What’s particularly useful is his breakdown of well-known frameworks like the Innovation Adoption Curve, Moore’s Law, and the Gartner Hype Cycle. Elyashiv doesn’t just recite them — he critiques, contextualizes, and synthesizes them into a cohesive model that today’s investors can actually use.
Many analysts caution against conflating buzz with breakthroughs, and Elyashiv nails this distinction. He argues that to succeed, one must track where a technology sits on the curve and align that with external forcefield conditions. His examples — Apple’s iPhone versus Google Glass, or AI’s early false starts compared to its current explosion — underscore the difference between being first and being right.
The Quantum Revolution: More Than Just Quantum Computing
One of the most valuable insights in the book is how Elyashiv defines the Quantum Revolution not as a narrow field of physics-based computing but as a broader convergence of three powerful trends: artificial intelligence, blockchain, and quantum computing.
Each of these technologies has the potential to reshape industries on its own, but together, their intersection creates a multiplier effect. AI makes sense of massive data sets, blockchain ensures trust and transparency, and quantum computing unlocks previously unsolvable computational challenges.
This convergence theme is something we track constantly at Securities.io — not just within the “deep tech” sector, but across health tech, financial services, logistics, climate solutions, and more. Elyashiv’s analysis reaffirms our belief that the biggest winners of this decade won’t come from isolated tech plays, but from platforms and infrastructure players at the crossroads of multiple revolutions.
Practical Guidance Without Hype
Although the subject matter is visionary, the book is impressively grounded. Elyashiv doesn’t offer stock tips or superficial trendspotting. Instead, he equips the reader with decision-making tools: how to assess adoption readiness, how to identify inflection points, and how to separate noise from signal.

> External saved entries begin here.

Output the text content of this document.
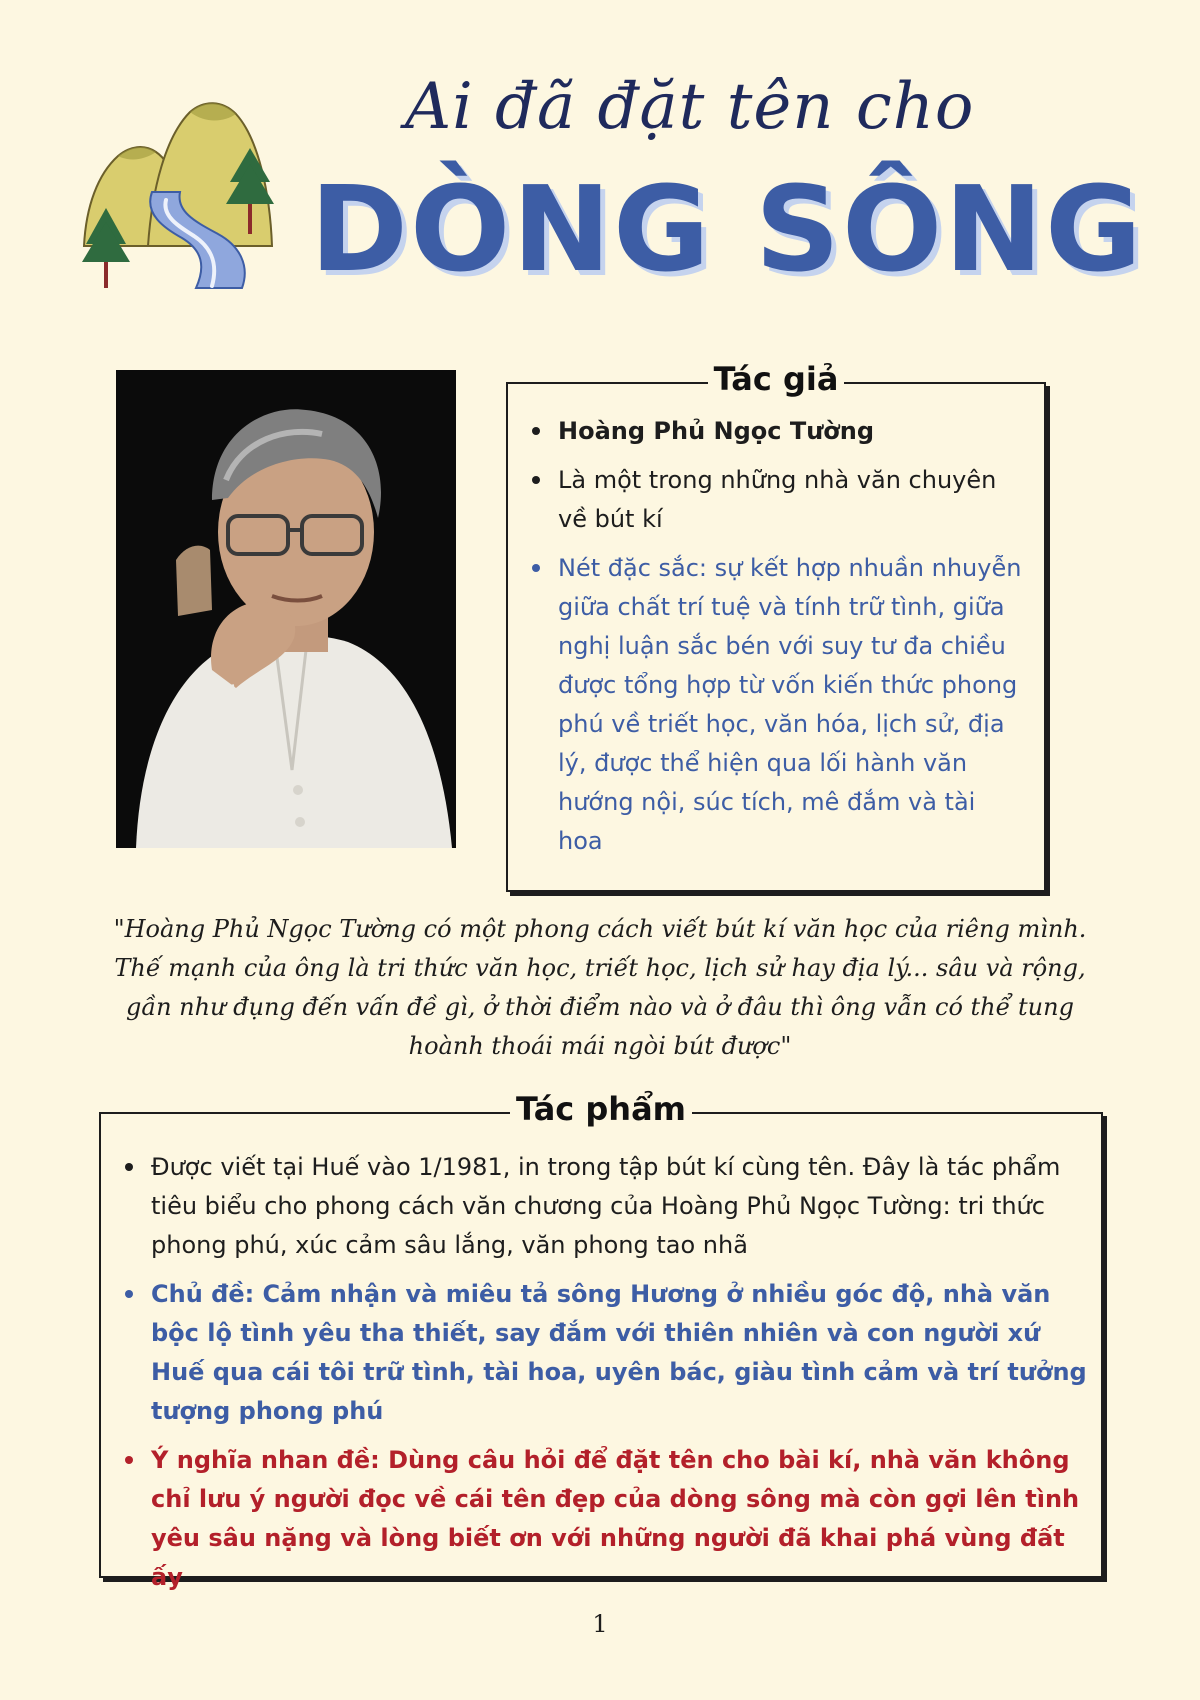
Ai đã đặt tên cho
DÒNG SÔNG
Tác giả
Hoàng Phủ Ngọc Tường
Là một trong những nhà văn chuyên về bút kí
Nét đặc sắc: sự kết hợp nhuần nhuyễn giữa chất trí tuệ và tính trữ tình, giữa nghị luận sắc bén với suy tư đa chiều được tổng hợp từ vốn kiến thức phong phú về triết học, văn hóa, lịch sử, địa lý, được thể hiện qua lối hành văn hướng nội, súc tích, mê đắm và tài hoa
"Hoàng Phủ Ngọc Tường có một phong cách viết bút kí văn học của riêng mình. Thế mạnh của ông là tri thức văn học, triết học, lịch sử hay địa lý... sâu và rộng, gần như đụng đến vấn đề gì, ở thời điểm nào và ở đâu thì ông vẫn có thể tung hoành thoái mái ngòi bút được"
Tác phẩm
Được viết tại Huế vào 1/1981, in trong tập bút kí cùng tên. Đây là tác phẩm tiêu biểu cho phong cách văn chương của Hoàng Phủ Ngọc Tường: tri thức phong phú, xúc cảm sâu lắng, văn phong tao nhã
Chủ đề: Cảm nhận và miêu tả sông Hương ở nhiều góc độ, nhà văn bộc lộ tình yêu tha thiết, say đắm với thiên nhiên và con người xứ Huế qua cái tôi trữ tình, tài hoa, uyên bác, giàu tình cảm và trí tưởng tượng phong phú
Ý nghĩa nhan đề: Dùng câu hỏi để đặt tên cho bài kí, nhà văn không chỉ lưu ý người đọc về cái tên đẹp của dòng sông mà còn gợi lên tình yêu sâu nặng và lòng biết ơn với những người đã khai phá vùng đất ấy
1
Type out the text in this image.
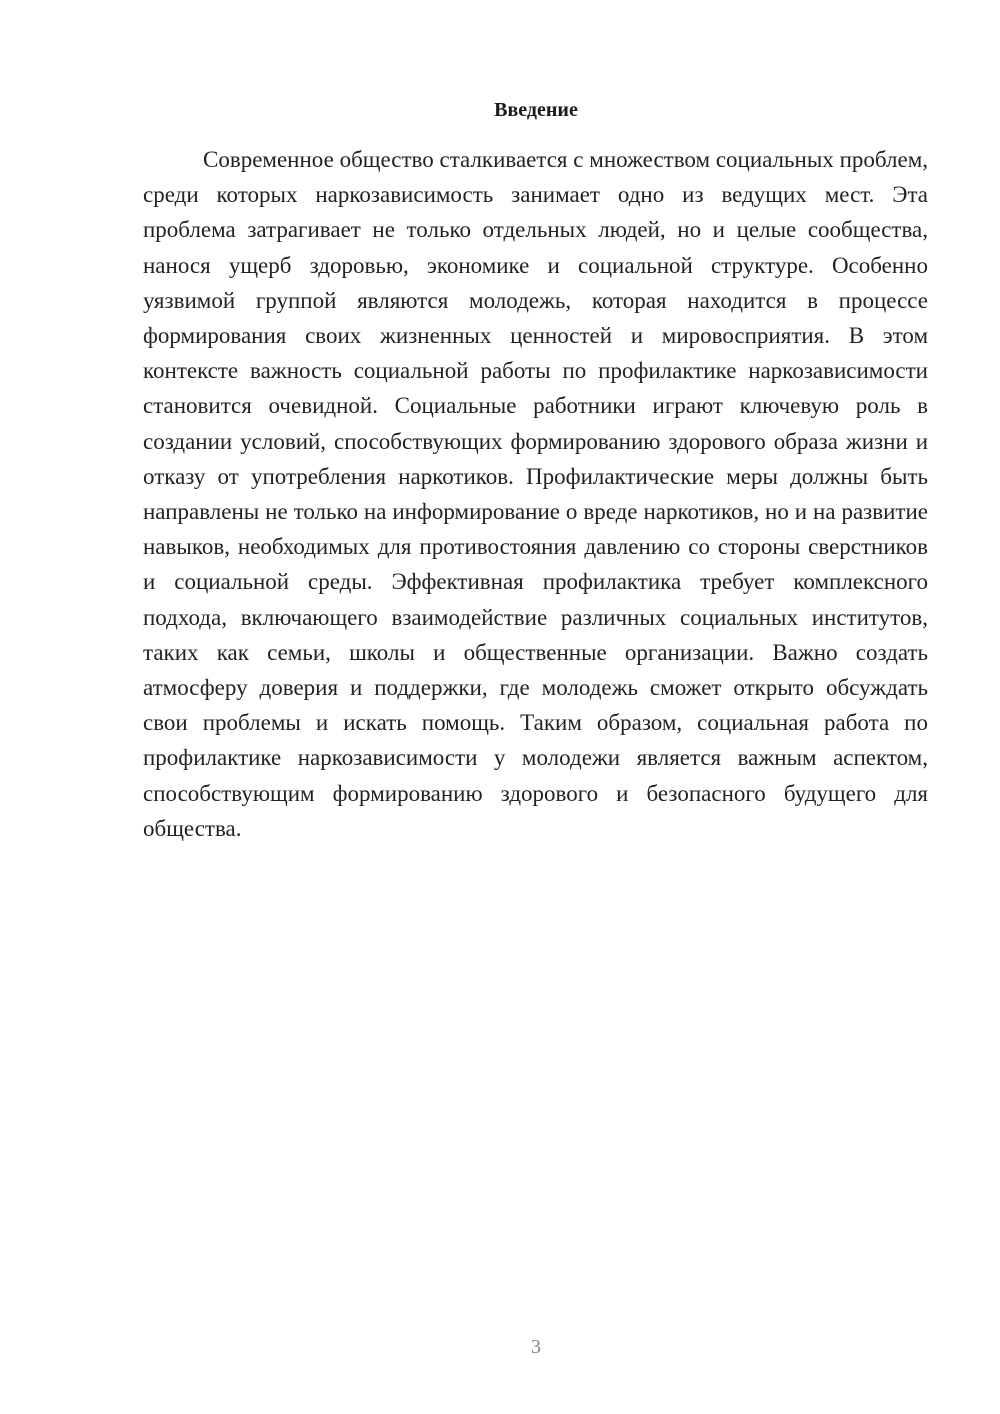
Введение

Современное общество сталкивается с множеством социальных проблем, среди которых наркозависимость занимает одно из ведущих мест. Эта проблема затрагивает не только отдельных людей, но и целые сообщества, нанося ущерб здоровью, экономике и социальной структуре. Особенно уязвимой группой являются молодежь, которая находится в процессе формирования своих жизненных ценностей и мировосприятия. В этом контексте важность социальной работы по профилактике наркозависимости становится очевидной. Социальные работники играют ключевую роль в создании условий, способствующих формированию здорового образа жизни и отказу от употребления наркотиков. Профилактические меры должны быть направлены не только на информирование о вреде наркотиков, но и на развитие навыков, необходимых для противостояния давлению со стороны сверстников и социальной среды. Эффективная профилактика требует комплексного подхода, включающего взаимодействие различных социальных институтов, таких как семьи, школы и общественные организации. Важно создать атмосферу доверия и поддержки, где молодежь сможет открыто обсуждать свои проблемы и искать помощь. Таким образом, социальная работа по профилактике наркозависимости у молодежи является важным аспектом, способствующим формированию здорового и безопасного будущего для общества.

3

One especially compelling section is on the acceleration of adoption cycles — a topic we frequently write about. In the past, it took decades for revolutionary tech to reach 50 million users. Today, it can happen in weeks. Elyashiv compares electricity (46 years) with ChatGPT (2 months), illustrating just how much the game has changed. This is of course due to Moore’s Law as well as Ray Kurzweil’s Law of Accelerating Returns.
And yet, he reminds us of the importance of timing. Many innovations stall because the supporting infrastructure isn’t ready. The light bulb didn’t transform the world until electric grids and factories were redesigned to make use of it.
Our Takeaway: Why This Book Matters
Our mission has always been to help readers identify and invest in the technologies shaping our future. Elyashiv’s Investing in Revolutions: Creating Wealth from Transformational Technology Waves reads like a kindred roadmap. It doesn’t just echo our belief in the inevitability of disruption — it strengthens it.
It’s for readers who want to build conviction around long-term investments in complex, paradigm-shifting technologies — not those looking for speculative moonshots. It rewards patient capital, deep curiosity, and systems-level thinking. It’s one of the few books we’ve come across that is as valuable for seasoned investors as it is for those just beginning to explore exponential technologies.
If you’re an investor, analyst, or entrepreneur trying to make sense of what’s next, this book will sharpen your lens. And if you’ve been following our work at Securities.io, it will feel like home.